Marie, surnommée Casque d’Or, est une jeune femme prostituée à la chevelure blonde resplendissante. Vivant à Paris, à la Belle Epoque, Marie aime se distraire dans les ginguettes du bord de Marne, et choisir ses partenaires de danse.
Si « la meilleure gincheuse de Belleville », danse de mauvaise grâce avec Roland, le souteneur qui la maltraite, elle tombe sous le charme, lors d’un bal, de Georges Manda, un ancien apache repenti, devenu charpentier, et qui sait la faire danser mieux que personne.
La rencontre inattendue de Marie avec Manda se transforme en coup de foudre réciproque. Mais Marie apprend rapidement que Manda est fiancé à la fille de son patron charpentier et, dépitée, provoque une rivalité entre Roland et Manda.
Malgré les conseils répétés de son ami Raymond de se tenir à l’écart de la bande de voyous, dont il fait lui-même partie, et qui gravitent autour de leur chef Félix Leca, Manda accepte de se battre en duel pour Marie et tue Roland.
Leca ne voit pas d’un bon œil la liaison entre Manda et Casque d’Or, qui filent le parfait amour à la campagne, alors qu’il espérait conquérir Marie. Il imagine alors un piège : faire accuser Raymond du crime commis par Manda, afin que ce dernier se rende lui-même à la police. Le piège fonctionne et Manda se dénonce, mais Raymond n’est pas libéré pour autant, accusé de complicité de meurtre.
Alors que Marie organise l’évasion de Manda et de son ami lors de leur transfert en prison, Raymond meurt sous les balles des policiers. Manda comprend que Leca a trahi Raymond et que Marie est devenue sa maîtresse, pour tenter de le sauver.
Fou de rage, il part à la recherche de Leca, et l’abat de plusieurs balles de révolver. Il est arrêté sans résistance, condamné et guillotiné tôt au petit matin, sous les yeux de son amante épouvantée.

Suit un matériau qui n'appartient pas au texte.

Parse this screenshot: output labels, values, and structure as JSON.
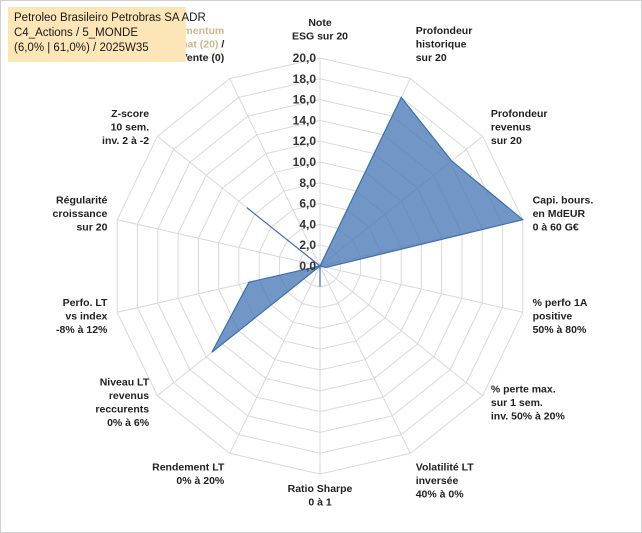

Pourtant, Jacques Becker réussit à effacer l’issue tragique de cet amour, grâce à la dernière scène du film : Manda et Casque d’Or dansent leur première valse dans la ginguette où ils se sont rencontrés, seuls au monde dans ce tourbillon amoureux.
Cette ultime image fixée sur la pellicule donne le ton de cette narration, où les corps sont filmés, comme des tableaux de peinture expressionniste de la fin du XIXième siècle.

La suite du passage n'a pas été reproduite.